Степан задумчиво разминал на ладони сорванный колос, не спуская глаз с Огрехова. Еге не столько встревожила провокационная листовка, сколько недоговоренность в словах собеседника.

Огрехов что-то таил, высчитывал, примерял, боясь ошибиться. Вдруг он заговорил, отвечая на какие-то собственные мысли:

— Ежели вся округа поднялась — смерть за неподчинение… Что попишешь? Я вот сижу во ржи, а по спине черт борону таскает. Страшно! Может, оно правильнее сходить к городу — и с шеи долой! Мне власть худого не делала, и я ей не враг… Так только, для близиру со своими вилами пойду… — Он уже не мог удержаться. Глаза увлажнились навернувшейся слезой. — Вот она, Степан, рожь… Бессловесная, можно сказать, растительность. А подул ветер — и колосья в одну сторону, не то чтобы вразброд. Мужик под миром ходит. Ежели вся округа… Что тут попишешь? Живем по пословице: «Куда мир, туда мы!»

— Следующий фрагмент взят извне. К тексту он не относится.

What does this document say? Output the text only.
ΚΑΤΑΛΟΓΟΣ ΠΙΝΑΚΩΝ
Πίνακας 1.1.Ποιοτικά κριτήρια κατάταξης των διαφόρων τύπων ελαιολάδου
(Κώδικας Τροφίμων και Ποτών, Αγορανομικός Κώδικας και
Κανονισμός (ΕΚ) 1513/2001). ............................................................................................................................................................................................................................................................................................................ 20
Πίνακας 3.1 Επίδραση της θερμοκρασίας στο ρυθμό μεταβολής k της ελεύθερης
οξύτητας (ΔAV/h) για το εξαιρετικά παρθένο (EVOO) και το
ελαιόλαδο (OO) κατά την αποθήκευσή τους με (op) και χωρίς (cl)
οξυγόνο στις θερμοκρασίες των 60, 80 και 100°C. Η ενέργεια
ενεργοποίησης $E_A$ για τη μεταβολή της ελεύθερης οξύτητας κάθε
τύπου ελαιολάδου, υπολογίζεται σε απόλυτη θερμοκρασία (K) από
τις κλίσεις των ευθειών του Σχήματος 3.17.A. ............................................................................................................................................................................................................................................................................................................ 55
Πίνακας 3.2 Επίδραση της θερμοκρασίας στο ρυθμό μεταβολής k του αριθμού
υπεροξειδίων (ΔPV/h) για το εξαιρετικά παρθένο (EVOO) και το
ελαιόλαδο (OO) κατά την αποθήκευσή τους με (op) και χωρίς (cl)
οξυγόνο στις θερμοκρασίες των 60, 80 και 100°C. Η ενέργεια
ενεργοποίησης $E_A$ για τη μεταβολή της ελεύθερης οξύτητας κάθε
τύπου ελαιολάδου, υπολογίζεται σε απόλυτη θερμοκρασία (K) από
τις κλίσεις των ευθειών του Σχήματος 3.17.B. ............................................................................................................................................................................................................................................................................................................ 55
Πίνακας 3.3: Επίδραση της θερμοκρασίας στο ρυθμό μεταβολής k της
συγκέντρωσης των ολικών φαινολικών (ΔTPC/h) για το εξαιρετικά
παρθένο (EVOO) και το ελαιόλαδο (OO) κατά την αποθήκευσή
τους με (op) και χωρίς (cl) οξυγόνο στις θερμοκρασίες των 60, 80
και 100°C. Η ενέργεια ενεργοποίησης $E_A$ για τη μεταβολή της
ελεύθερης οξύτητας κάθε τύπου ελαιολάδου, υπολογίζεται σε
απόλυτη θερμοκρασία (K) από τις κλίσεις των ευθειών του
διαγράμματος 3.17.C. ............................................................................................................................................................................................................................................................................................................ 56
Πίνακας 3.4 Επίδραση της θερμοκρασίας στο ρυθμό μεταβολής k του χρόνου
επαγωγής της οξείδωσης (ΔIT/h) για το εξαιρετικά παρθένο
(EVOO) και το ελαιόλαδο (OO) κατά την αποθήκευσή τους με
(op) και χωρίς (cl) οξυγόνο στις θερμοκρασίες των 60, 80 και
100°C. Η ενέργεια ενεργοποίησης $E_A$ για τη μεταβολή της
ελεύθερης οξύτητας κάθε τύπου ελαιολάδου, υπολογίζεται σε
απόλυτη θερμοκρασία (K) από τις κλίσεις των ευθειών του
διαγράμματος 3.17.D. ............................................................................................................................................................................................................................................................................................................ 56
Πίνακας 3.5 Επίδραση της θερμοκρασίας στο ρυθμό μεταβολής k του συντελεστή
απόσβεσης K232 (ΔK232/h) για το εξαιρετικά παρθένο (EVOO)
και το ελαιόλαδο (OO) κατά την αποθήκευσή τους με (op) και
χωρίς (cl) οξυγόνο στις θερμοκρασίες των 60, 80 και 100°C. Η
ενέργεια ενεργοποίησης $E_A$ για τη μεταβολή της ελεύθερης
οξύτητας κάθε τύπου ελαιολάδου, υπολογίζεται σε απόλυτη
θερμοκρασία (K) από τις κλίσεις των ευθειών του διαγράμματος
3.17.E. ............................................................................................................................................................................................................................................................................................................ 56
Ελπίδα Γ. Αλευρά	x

— Так что же ты прячешься?! — не сдержавшись, закричал Степан, и глаза его потемнели. — У тебя все уж решено и оправдано! Иди за своими вилами… Там встретимся! — Он указал рукой в сторону города и зашагал прочь.

Огрехов смотрел ему вслед жалостливо и виновато. Вдруг спохватился:

— Табачку-то, Степан… Возьми хоть на закурку! У меня хороший, с донничком!..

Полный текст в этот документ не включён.